THE INADEQUATE EMPLOYMENT OF ULTRA-HIGH-PERFORMANCE FILTERS IN ELECTRONICS INDUSTRY
CHAPTER ONE
- INTRODUCTION
- BACKGROUND OF THE STUDY.
A superconductor is an element, inter-metallic alloy, or compound that conduct electricity without resistance below a certain temperature. The resistance is undesirable because it produces losses in the energy flowing through the material .The unique properties of super conductors have led to the development of tiny measuring and computing device that are superior in performance of their non-super conducting counterparts.
Prediction of many properties of superconductors which are in good agreement with experimental information are made by superconductivity which describes how and why the electrons in a conductors may form an ordered super conducting state. initially, the number of known super-conductors was quite small, this was so in part because experiments were then confined to temperature above 1k(-450of), the minimum temperature readily available using liquid helium (4He) as a refrigerant, so that only superconductors with transition temperatures above 1k could be discovered.
Despite the existence of a successful microscopic theory of super conductivity, there are no completely reliable rules for predicting whether a metal will be a superconductor.
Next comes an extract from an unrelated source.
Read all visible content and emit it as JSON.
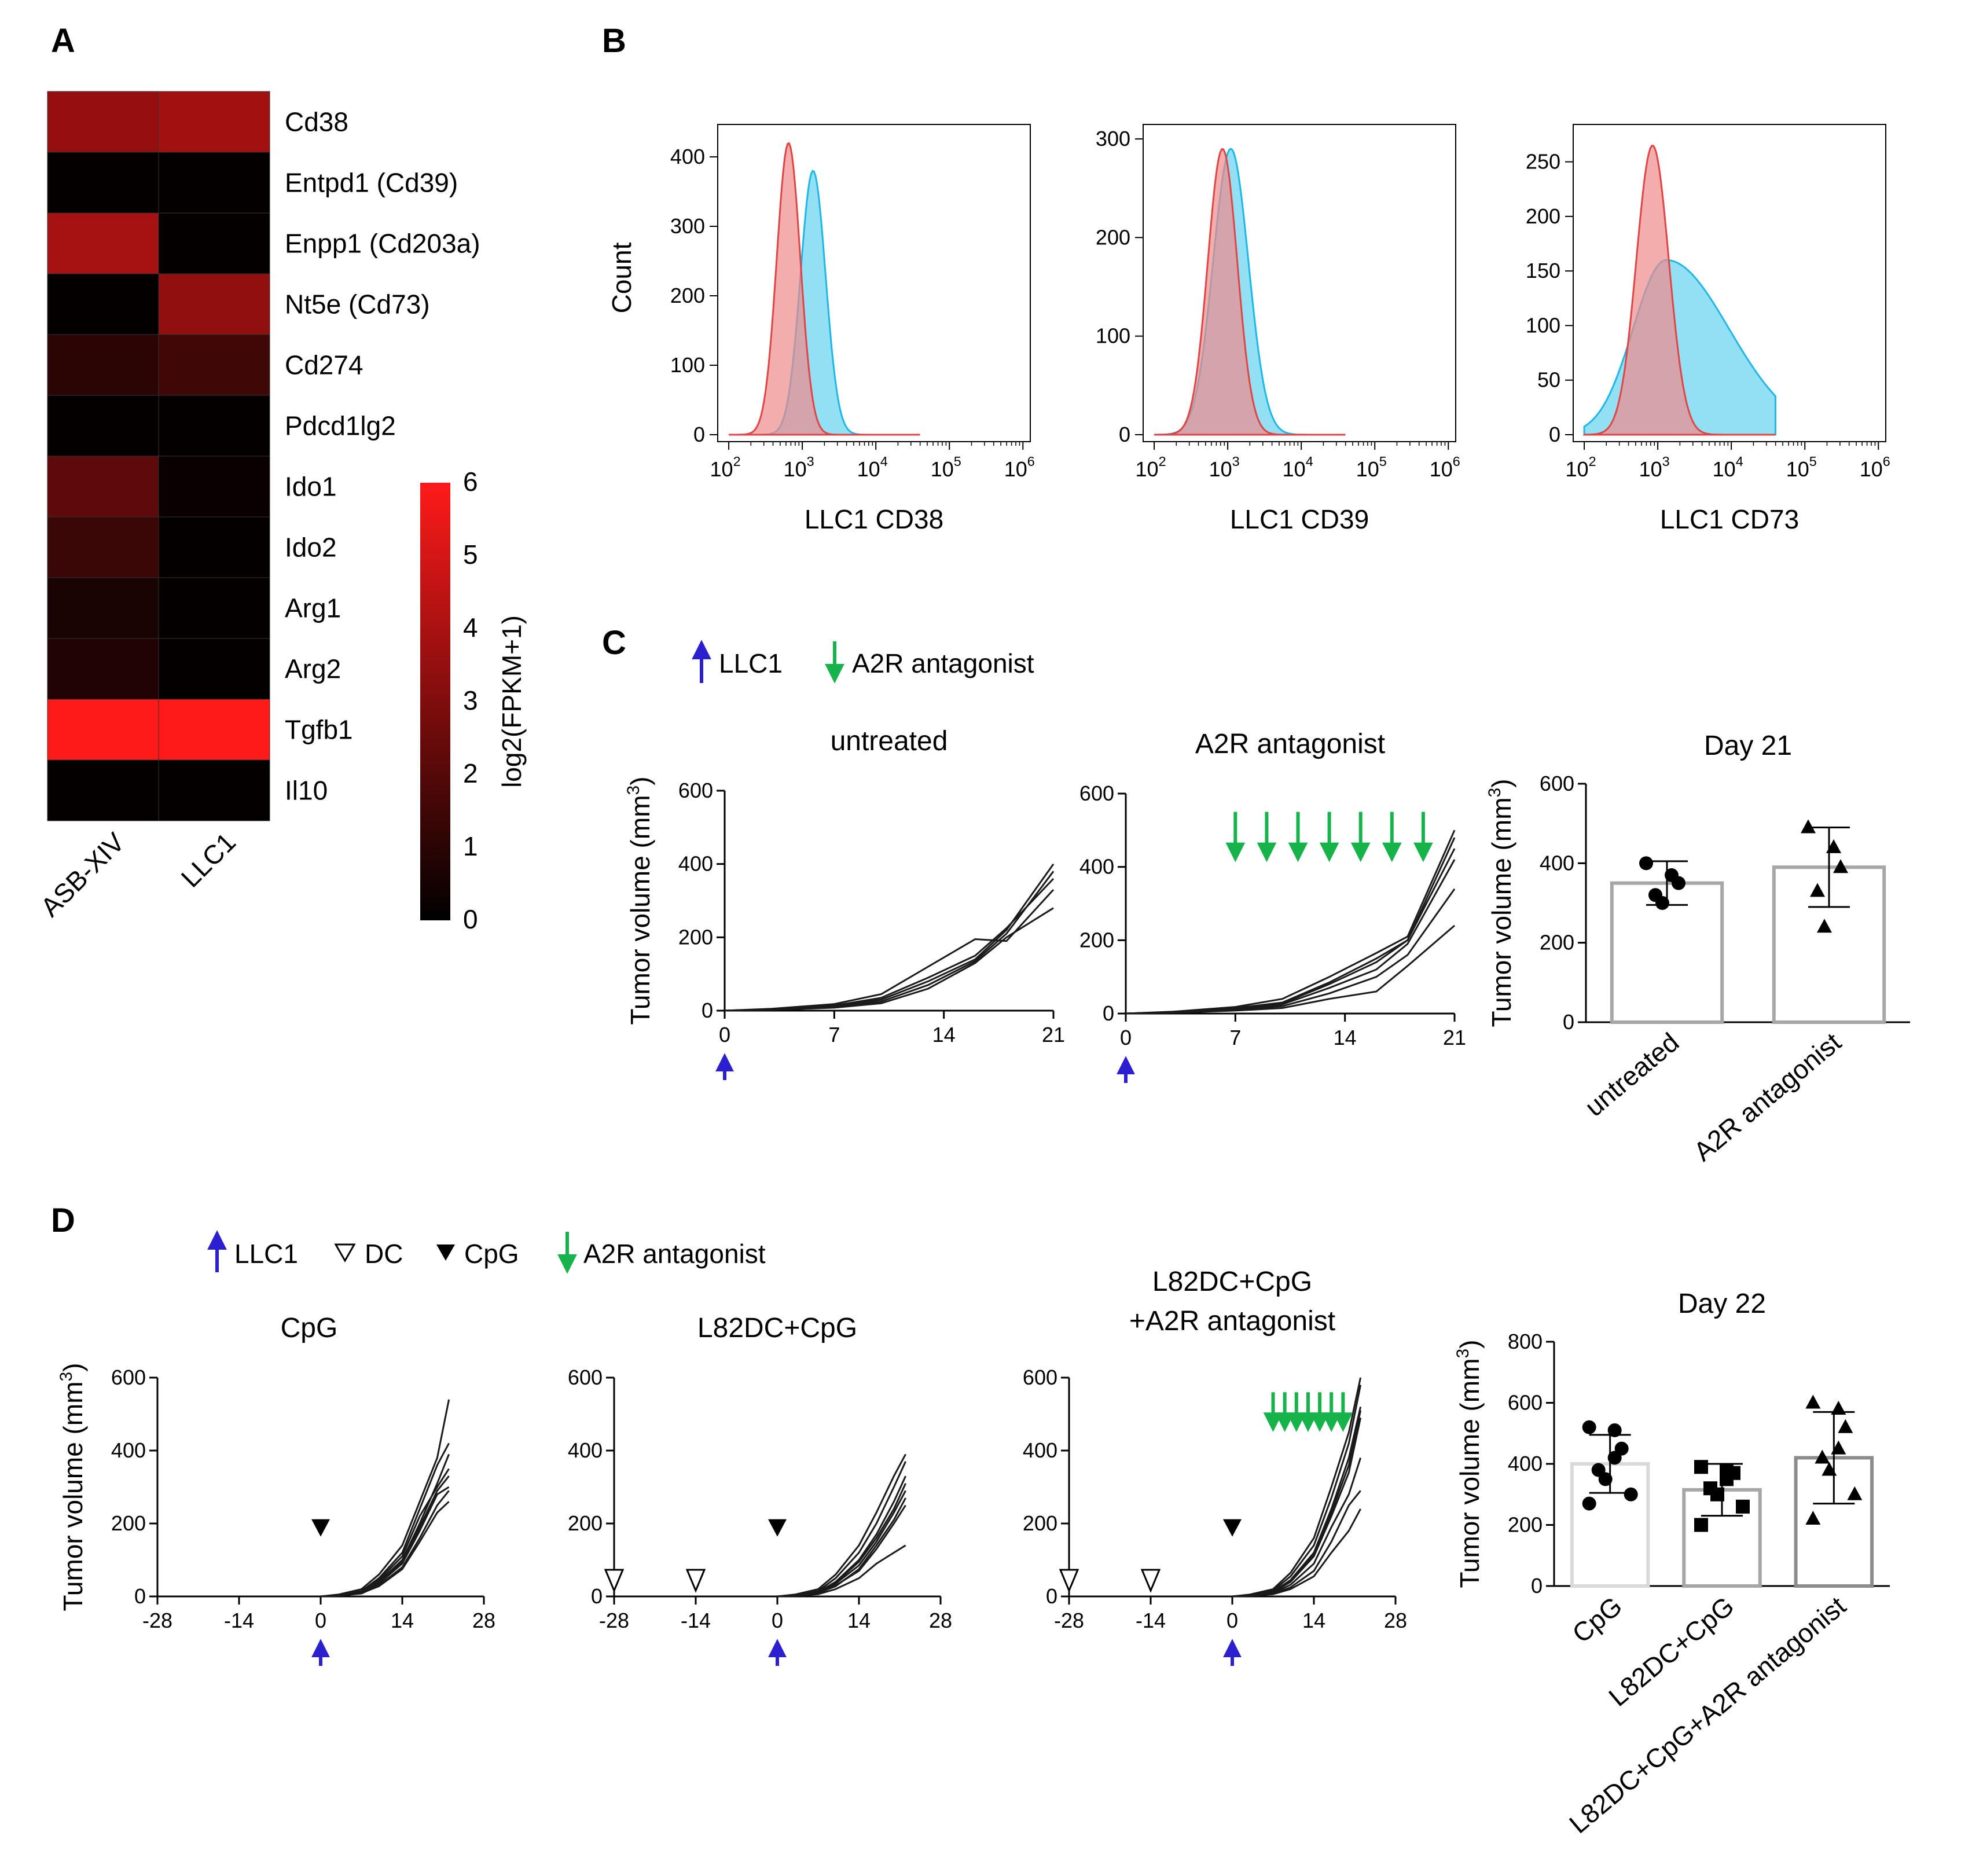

Certain trends and co-relations are apparent among the known superconductors, however some with obvious basis in the theory and these provide empirical guidelines in the search for new superconductors. Superconductor with relatively highly transition temperature tend to be rather poor conductors in the normal state. Ordinarily, a large electrical conductivity is accompanied by a large thermal conductivity as in case of copper, used in a electrical wiring and cooking pans.
However, the thermal conductivity of a pure superconductor is less in
the superconducting state than in a normal state, and at very low temperature approaches zero. The appearance of the superconducting state is accompanied by quite drastic changes in both the thermodynamic equilibrium and thermal transport properties of a superconductor at high frequencies which differ from the zero frequency behavior. It is found that, super conductors do not have zero resistance to the flow of current in the radio frequency (up to about 10⁸ Hz) and microwave-frequency (from 10⁸ to about 10¹¹ Hz) region of the electromagnetic spectrum. The resistance and the accompanying electrical energy loss are still much smaller than
in the normal state, but they are not zero, and the increase with the increasing frequency.